Opera Internet browser becomes free

By Editing Staff
September 21, 2005
Opera Software has ended the use of ads in the zero cost version of its Opera web browser. Opera is intended as closed source software, its license states that You shall not modify, translate, reverse engineer, decompile or disassemble the Software or any part thereof or otherwise attempt to derive source code or create derivative works therefrom. [1]. Until now the program displayed an advertisement when being used, however the program had an option that would remove the advertisment in return for a fee. Company Officials expressed hope that this move would prompt more users to download the Opera browser and thus increase the company's revenue from its search engine product.

"The idea is to get a lot more users than we have currently," said Opera CEO Jon S. von Tetzchner. "Removing the ad banner and licensing fee will encourage many new users to discover the Opera browser."
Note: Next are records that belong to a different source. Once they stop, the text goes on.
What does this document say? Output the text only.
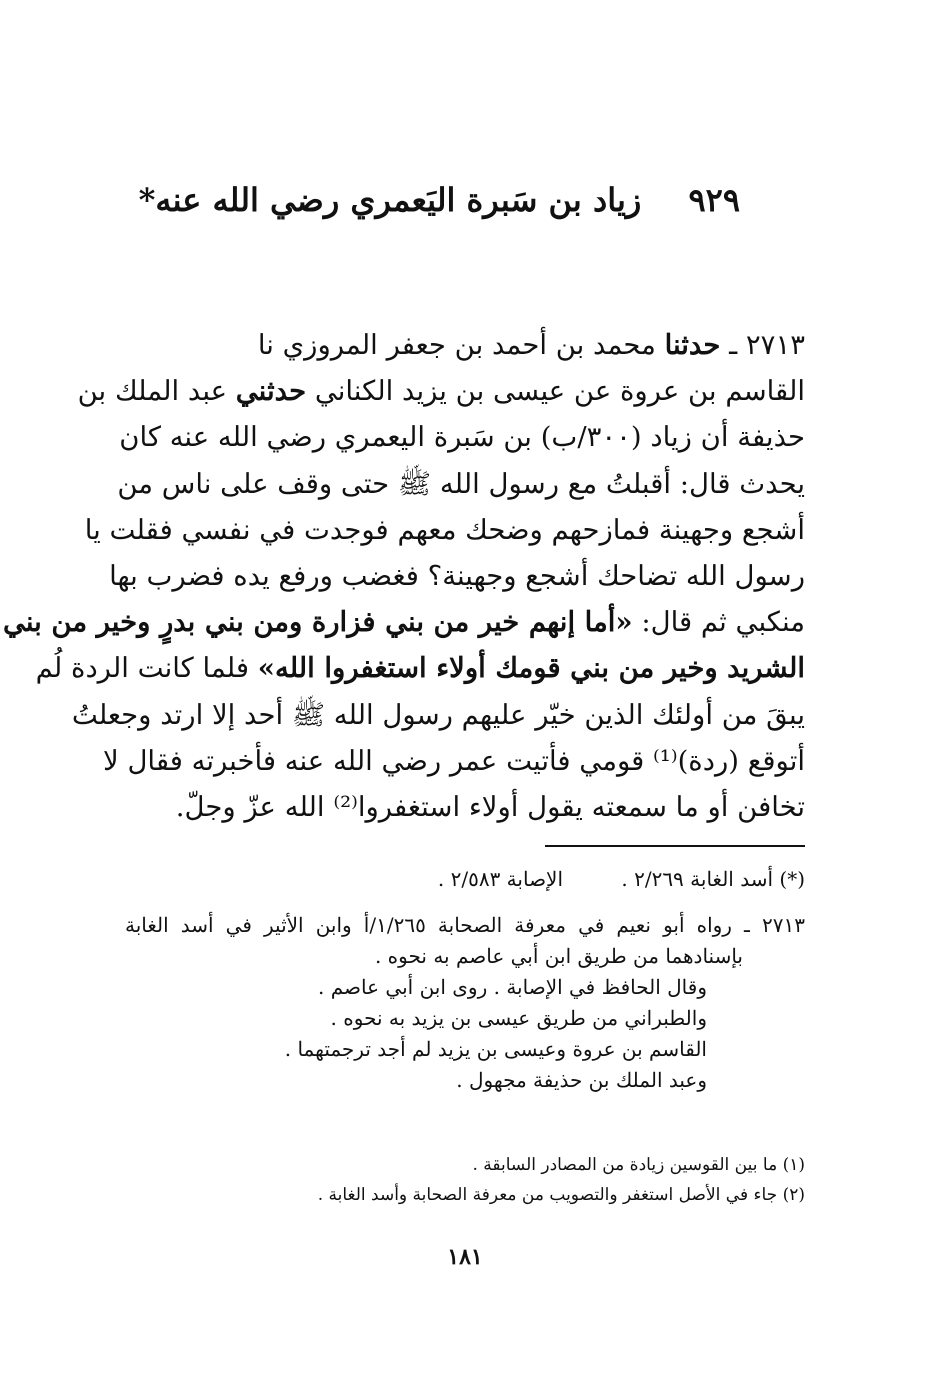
٩٢٩ زياد بن سَبرة اليَعمري رضي الله عنه*
٢٧١٣ ـ حدثنا محمد بن أحمد بن جعفر المروزي نا
القاسم بن عروة عن عيسى بن يزيد الكناني حدثني عبد الملك بن
حذيفة أن زياد (٣٠٠/ب) بن سَبرة اليعمري رضي الله عنه كان
يحدث قال: أقبلتُ مع رسول الله ﷺ حتى وقف على ناس من
أشجع وجهينة فمازحهم وضحك معهم فوجدت في نفسي فقلت يا
رسول الله تضاحك أشجع وجهينة؟ فغضب ورفع يده فضرب بها
منكبي ثم قال: «أما إنهم خير من بني فزارة ومن بني بدرٍ وخير من بني
الشريد وخير من بني قومك أولاء استغفروا الله» فلما كانت الردة لُم
يبقَ من أولئك الذين خيّر عليهم رسول الله ﷺ أحد إلا ارتد وجعلتُ
أتوقع (ردة)⁽¹⁾ قومي فأتيت عمر رضي الله عنه فأخبرته فقال لا
تخافن أو ما سمعته يقول أولاء استغفروا⁽²⁾ الله عزّ وجلّ.
(*) أسد الغابة ٢/٢٦٩ . الإصابة ٢/٥٨٣ .
٢٧١٣ ـ رواه أبو نعيم في معرفة الصحابة ١/٢٦٥/أ وابن الأثير في أسد الغابة
بإسنادهما من طريق ابن أبي عاصم به نحوه .
وقال الحافظ في الإصابة . روى ابن أبي عاصم .
والطبراني من طريق عيسى بن يزيد به نحوه .
القاسم بن عروة وعيسى بن يزيد لم أجد ترجمتهما .
وعبد الملك بن حذيفة مجهول .
(١) ما بين القوسين زيادة من المصادر السابقة .
(٢) جاء في الأصل استغفر والتصويب من معرفة الصحابة وأسد الغابة .
١٨١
Opera's features compete directly with Mozilla Firefox, and include tabbed browsing, pop-up blocking, integrated search, mouse gestures and voice control for various features. Its license does not compete with Mozilla Firefox, since Mozilla Firefox is free software, which can be freely modified and redistributed.

"We believe that the revenue from third-party offerings will increase in proportion to desktop revenue as more users adopt Opera," said Mr. von Tetzchner.

You can download Opera at the Opera website for Windows, Apple and Linux.

Opera is also offering torrents of the new release to ease the load on their servers.

About Opera: Opera was started in 1995 with the idea of offering an alternate browser to the then-dominant Netscape (see Opera: Mobile Browser Diva). The company got its name as it is recognizable across many different languages. What’s more, the company’s chief technology officer, Håkon Wium Lie, is a huge Opera fan, particularly of Richard Wagner.